When facing possession with intent to distribute case in Virginia, it can be extremely confusing. A possession with intent to distribute lawyer can help you understand what the prosecution will need to prove. Our legal team is available to take your call and schedule an initial consultation.
There are different ways that drug dealing arrests are made. One way would be when there is no investigation prior to the arrest and officers or investigators stumble upon an offense. For instance, at a traffic stop, a person can be pulled over for suspected DUI and get arrested. If their vehicle is searched or the person is searched and drugs and other evidence of dealing are found, then PWID will likely be charged at that point.
There are also cases in which the police investigate a certain target for a certain period of time and they develop evidence through confidential informants and undercover buys. That ongoing investigation leads to enough evidence to get a warrant to arrest that particular person who was the target or one of the targets of the investigation.
Usually, that arrest warrant is coupled with a search warrant for the person’s home and car to search for additional contraband or evidence to support the distribution charge. Those are the two general types of drug arrest scenario cases that you might see; one where there is no investigation prior to the arrest and one where there was a lengthy investigation prior to the arrest.
For possession with intent to distribute cases, the key element is the intent.
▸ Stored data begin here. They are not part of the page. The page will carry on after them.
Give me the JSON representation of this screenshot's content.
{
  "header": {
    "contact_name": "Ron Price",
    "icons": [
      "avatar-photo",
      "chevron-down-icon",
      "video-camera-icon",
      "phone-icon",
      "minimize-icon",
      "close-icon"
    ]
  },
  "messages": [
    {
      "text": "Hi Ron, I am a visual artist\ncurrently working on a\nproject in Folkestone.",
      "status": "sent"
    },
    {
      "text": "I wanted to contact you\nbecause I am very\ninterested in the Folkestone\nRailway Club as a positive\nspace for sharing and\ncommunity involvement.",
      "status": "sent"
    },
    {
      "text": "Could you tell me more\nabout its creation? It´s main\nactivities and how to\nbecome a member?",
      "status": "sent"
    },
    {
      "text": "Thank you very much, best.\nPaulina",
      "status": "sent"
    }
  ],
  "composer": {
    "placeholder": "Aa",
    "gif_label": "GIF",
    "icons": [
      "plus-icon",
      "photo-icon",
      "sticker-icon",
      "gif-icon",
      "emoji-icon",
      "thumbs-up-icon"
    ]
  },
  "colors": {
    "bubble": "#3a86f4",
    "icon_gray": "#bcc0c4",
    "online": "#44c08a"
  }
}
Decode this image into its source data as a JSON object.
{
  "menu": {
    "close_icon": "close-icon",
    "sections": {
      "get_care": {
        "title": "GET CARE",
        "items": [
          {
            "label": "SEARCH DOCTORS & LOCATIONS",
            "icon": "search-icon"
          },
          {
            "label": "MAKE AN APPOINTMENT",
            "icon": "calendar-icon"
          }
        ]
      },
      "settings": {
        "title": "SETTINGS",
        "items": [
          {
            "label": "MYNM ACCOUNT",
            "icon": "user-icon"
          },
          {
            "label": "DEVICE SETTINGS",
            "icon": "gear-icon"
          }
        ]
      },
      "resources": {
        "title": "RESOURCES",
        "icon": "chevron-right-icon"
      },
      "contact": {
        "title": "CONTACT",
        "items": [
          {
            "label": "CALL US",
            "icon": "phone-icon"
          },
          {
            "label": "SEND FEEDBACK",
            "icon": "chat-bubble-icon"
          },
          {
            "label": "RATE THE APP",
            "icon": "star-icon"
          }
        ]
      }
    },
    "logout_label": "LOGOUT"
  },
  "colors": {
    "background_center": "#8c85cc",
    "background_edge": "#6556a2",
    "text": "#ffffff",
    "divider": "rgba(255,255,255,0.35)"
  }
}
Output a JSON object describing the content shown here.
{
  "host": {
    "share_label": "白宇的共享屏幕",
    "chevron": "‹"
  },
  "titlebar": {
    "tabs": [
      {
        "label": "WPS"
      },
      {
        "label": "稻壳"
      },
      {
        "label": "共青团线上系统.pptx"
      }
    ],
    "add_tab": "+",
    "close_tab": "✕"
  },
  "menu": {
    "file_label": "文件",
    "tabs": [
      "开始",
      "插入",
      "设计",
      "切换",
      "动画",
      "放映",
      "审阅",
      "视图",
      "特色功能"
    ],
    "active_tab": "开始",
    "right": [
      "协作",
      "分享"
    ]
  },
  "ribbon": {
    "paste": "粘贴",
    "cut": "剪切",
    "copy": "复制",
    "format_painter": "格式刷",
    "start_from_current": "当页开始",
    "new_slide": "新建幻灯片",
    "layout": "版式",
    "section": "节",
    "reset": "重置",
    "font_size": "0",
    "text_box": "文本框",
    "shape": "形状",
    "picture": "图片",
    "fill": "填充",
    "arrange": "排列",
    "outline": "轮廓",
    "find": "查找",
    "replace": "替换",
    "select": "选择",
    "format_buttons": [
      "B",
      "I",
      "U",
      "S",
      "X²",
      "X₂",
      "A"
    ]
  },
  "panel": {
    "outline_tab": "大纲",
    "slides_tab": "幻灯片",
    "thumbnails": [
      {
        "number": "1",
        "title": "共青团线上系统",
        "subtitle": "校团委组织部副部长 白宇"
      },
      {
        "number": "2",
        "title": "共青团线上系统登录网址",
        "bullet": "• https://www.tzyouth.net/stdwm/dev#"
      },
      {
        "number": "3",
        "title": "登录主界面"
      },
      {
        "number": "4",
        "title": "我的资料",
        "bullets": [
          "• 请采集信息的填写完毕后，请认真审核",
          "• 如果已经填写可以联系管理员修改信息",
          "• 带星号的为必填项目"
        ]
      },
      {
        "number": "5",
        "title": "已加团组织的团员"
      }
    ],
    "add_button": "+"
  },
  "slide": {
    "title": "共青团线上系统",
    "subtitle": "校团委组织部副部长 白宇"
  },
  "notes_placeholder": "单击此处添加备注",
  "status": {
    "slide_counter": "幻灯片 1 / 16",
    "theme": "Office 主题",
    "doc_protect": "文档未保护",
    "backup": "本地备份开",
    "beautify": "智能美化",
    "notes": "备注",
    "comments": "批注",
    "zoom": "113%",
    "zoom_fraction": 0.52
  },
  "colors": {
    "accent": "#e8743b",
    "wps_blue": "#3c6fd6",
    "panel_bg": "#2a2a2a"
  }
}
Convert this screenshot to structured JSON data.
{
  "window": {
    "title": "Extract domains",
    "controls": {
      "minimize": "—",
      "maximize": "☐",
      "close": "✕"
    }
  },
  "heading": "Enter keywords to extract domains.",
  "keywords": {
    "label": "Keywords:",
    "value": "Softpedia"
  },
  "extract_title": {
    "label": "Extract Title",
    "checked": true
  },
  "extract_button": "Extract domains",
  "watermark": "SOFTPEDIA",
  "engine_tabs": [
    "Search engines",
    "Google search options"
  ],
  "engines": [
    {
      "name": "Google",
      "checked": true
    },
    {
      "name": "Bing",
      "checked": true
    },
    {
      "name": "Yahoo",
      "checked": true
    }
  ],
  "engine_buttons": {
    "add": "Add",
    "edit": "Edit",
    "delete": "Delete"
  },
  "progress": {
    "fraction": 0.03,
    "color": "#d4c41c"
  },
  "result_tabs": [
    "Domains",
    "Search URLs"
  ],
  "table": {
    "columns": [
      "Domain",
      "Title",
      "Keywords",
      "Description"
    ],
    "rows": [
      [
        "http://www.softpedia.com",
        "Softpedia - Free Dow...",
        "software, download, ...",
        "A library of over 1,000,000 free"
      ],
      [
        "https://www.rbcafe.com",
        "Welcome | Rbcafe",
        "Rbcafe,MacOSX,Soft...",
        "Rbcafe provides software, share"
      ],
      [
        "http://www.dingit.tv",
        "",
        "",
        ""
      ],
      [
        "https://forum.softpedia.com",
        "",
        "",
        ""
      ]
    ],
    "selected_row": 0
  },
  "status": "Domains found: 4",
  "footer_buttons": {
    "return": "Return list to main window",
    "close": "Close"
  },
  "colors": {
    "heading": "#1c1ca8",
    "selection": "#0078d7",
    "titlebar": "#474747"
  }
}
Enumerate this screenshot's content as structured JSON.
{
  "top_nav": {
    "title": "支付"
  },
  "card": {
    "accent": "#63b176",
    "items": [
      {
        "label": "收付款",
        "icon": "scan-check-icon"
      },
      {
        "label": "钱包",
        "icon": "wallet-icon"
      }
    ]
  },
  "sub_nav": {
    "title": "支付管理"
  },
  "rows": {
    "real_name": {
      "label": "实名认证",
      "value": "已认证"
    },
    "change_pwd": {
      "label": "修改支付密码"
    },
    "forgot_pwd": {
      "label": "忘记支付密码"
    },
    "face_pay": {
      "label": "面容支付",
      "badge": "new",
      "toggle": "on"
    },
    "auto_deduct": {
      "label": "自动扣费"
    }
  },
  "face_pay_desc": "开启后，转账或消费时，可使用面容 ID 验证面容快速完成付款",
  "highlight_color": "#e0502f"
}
The government, or the Commonwealth, will present evidence to show that the drugs that the accused was in possession of were for sale and not for personal use. The amount of the drugs and the way in which they are packaged is critical. If it is a borderline amount that could potentially be divided up and packaged for a sale, they could use that evidence along with other corroborating evidence such as money, owe sheets, or multiple cellphones.
The person’s incriminating statements to the police is direct evidence of the person’s intent when they were in possession of the drugs and can make or break a case for the Commonwealth. If there are some undercover buys with confidential informants, those are pretty hard and fast cases, but that does not mean there are not defenses that we can use.
As far as what the government needs to prove, the amounts that per se qualify as distribution versus simple possession are not set in stone. The government also has to present expert testimony to show what quantity of drug is inconsistent with personal use. Some law enforcement officers have a lot of training and experience in narcotics investigations, so they can testify as experts as to what is consistent or not consistent with personal use.
The evidence used in possession with intent to distribute cases are very fact-specific. That is why it is important for the attorney on the case to understand the facts from the client side, but also to know what the government is going to present. The preliminary hearing is the first and best opportunity for a defense attorney to find out what the government’s evidence will be at trial on a PWID charge.
A lawyer does this by asking the Commonwealth’s witnesses the right questions. It is important to be able to ask the right questions of the witnesses and lock them in on answers so that at trial, if something is said differently, that inconsistency could be capitalized on at trial.
The lack of credibility of the Commonwealth’s witnesses can be exposed to the jury and the jury can take the witnesses’ opinion with a grain of salt. With borderline cases, the facts are extremely important. Also, it is the defense attorney’s job to offer an innocent explanation for the evidence the Commonwealth is trying to spin as being incriminating, such as having a large amount of cash on your person.
There could be a completely innocent explanation for having $1,200 in your pocket. You might have just been paid in cash from your job, or it could have been a gift. The defense attorney has to think of ways to spin it the opposite way that the Commonwealth is spinning it.
It is the same in cases where you have multiple cell phones or where a client made statements to the police or other witnesses. That evidence has to be put in the correct context because when a police officer paraphrases what a defendant said, there is usually a lot that they are not saying. There could be things that the person said that are not incriminating and could in fact be helpful for their defense.